The interplay between entropy and enthalpy is a long-standing, open question: how does entropy/enthalpy compensation manifest itself, what are the physical origins, and does it exist at all?^218,219 Thermodynamically, the enthalpic component measures the change in heat released (or absorbed) upon changing from state A to state B (e.g., conformation A to conformation B or ligand-unbound to ligand-bound), whereas the entropic part quantifies the change in order. Entropy/enthalpy compensation therefore refers to the notion that a change in the enthalpic component is offset by a similar change in entropy with a net near-zero effect on the change in free energy $\Delta G$. As an extreme example, complete compensation would imply that improving the binding strength of a ligand by introducing a favourable H-bonding interaction would be compensated by an unfavourable entropic contribution. Conversely, reducing the flexibility of part of a ligand (rotatable bond) would in turn lead to an energetic penalty. If entropy/enthalpy-compensation was a general feature of complex systems, tasks such as ligand-optimization (in drug discovery) or protein-engineering would be exceedingly difficult. In reality, such types of optimizations are difficult but not impossible as illustrated by the example of cold- or hot-adapted proteins.

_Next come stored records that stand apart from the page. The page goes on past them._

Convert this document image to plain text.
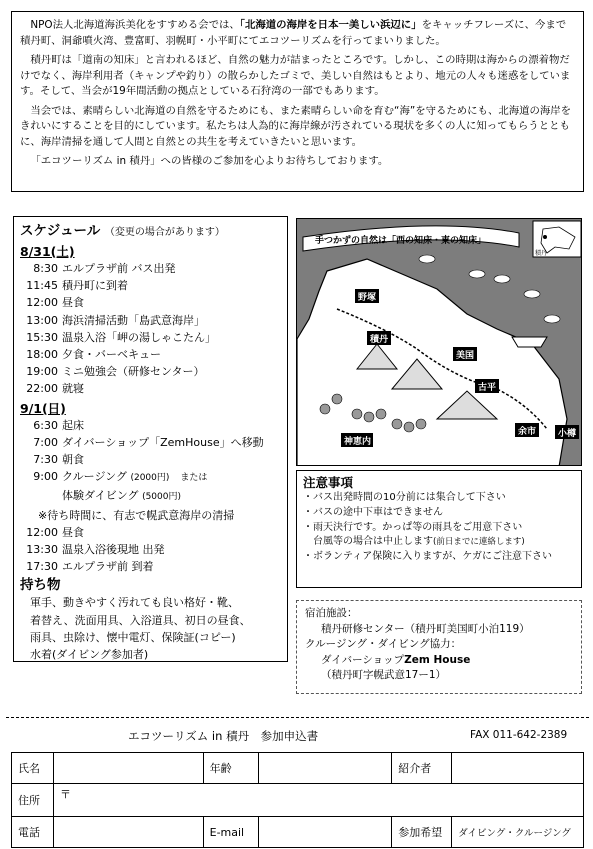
NPO法人北海道海浜美化をすすめる会では、「北海道の海岸を日本一美しい浜辺に」をキャッチフレーズに、今まで積丹町、洞爺噴火湾、豊富町、羽幌町・小平町にてエコツーリズムを行ってまいりました。

積丹町は「道南の知床」と言われるほど、自然の魅力が詰まったところです。しかし、この時期は海からの漂着物だけでなく、海岸利用者（キャンプや釣り）の散らかしたゴミで、美しい自然はもとより、地元の人々も迷惑をしています。そして、当会が19年間活動の拠点としている石狩湾の一部でもあります。

当会では、素晴らしい北海道の自然を守るためにも、また素晴らしい命を育む“海”を守るためにも、北海道の海岸をきれいにすることを目的にしています。私たちは人為的に海岸線が汚されている現状を多くの人に知ってもらうとともに、海岸清掃を通して人間と自然との共生を考えていきたいと思います。

「エコツーリズム in 積丹」への皆様のご参加を心よりお待ちしております。

スケジュール （変更の場合があります）
8/31(土)
8:30 エルプラザ前 バス出発
11:45 積丹町に到着
12:00 昼食
13:00 海浜清掃活動「島武意海岸」
15:30 温泉入浴「岬の湯しゃこたん」
18:00 夕食・バーベキュー
19:00 ミニ勉強会（研修センター）
22:00 就寝
9/1(日)
6:30 起床
7:00 ダイバーショップ「ZemHouse」へ移動
7:30 朝食
9:00 クルージング (2000円)　 または
体験ダイビング (5000円)
※待ち時間に、有志で幌武意海岸の清掃
12:00 昼食
13:30 温泉入浴後現地 出発
17:30 エルプラザ前 到着
持ち物
軍手、動きやすく汚れても良い格好・靴、
着替え、洗面用具、入浴道具、初日の昼食、
雨具、虫除け、懐中電灯、保険証(コピー)
水着(ダイビング参加者)
手つかずの自然は「西の知床・東の知床」
野塚
積丹
美国
古平
余市
神恵内
小樽
積丹
注意事項
・バス出発時間の10分前には集合して下さい
・バスの途中下車はできません
・雨天決行です。かっぱ等の雨具をご用意下さい
台風等の場合は中止します(前日までに連絡します)
・ボランティア保険に入りますが、ケガにご注意下さい
宿泊施設：
積丹研修センター（積丹町美国町小泊119）
クルージング・ダイビング協力：
ダイバーショップZem House
（積丹町字幌武意17ー1）
エコツーリズム in 積丹　参加申込書	FAX 011-642-2389
氏名		年齢		紹介者	
住所	〒				
電話		E-mail		参加希望	ダイビング・クルージング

For a comprehensive understanding of how structure, flexibility, energetics, and dynamics contribute to controlling $\Delta H$ and $T\Delta S$, close collaborations between experiment and computation of suitable paradigmatic systems covering time scales from femtoseconds out to biologically relevant time scales (seconds) are required. Such an endeavor requires experiments in multiple wavelength regions (X-ray, UV, IR, THz, and NMR) to unravel the complex interplay between energy, motion, and function. Using state-of-the art technology at all levels, such characterizations deems to be possible.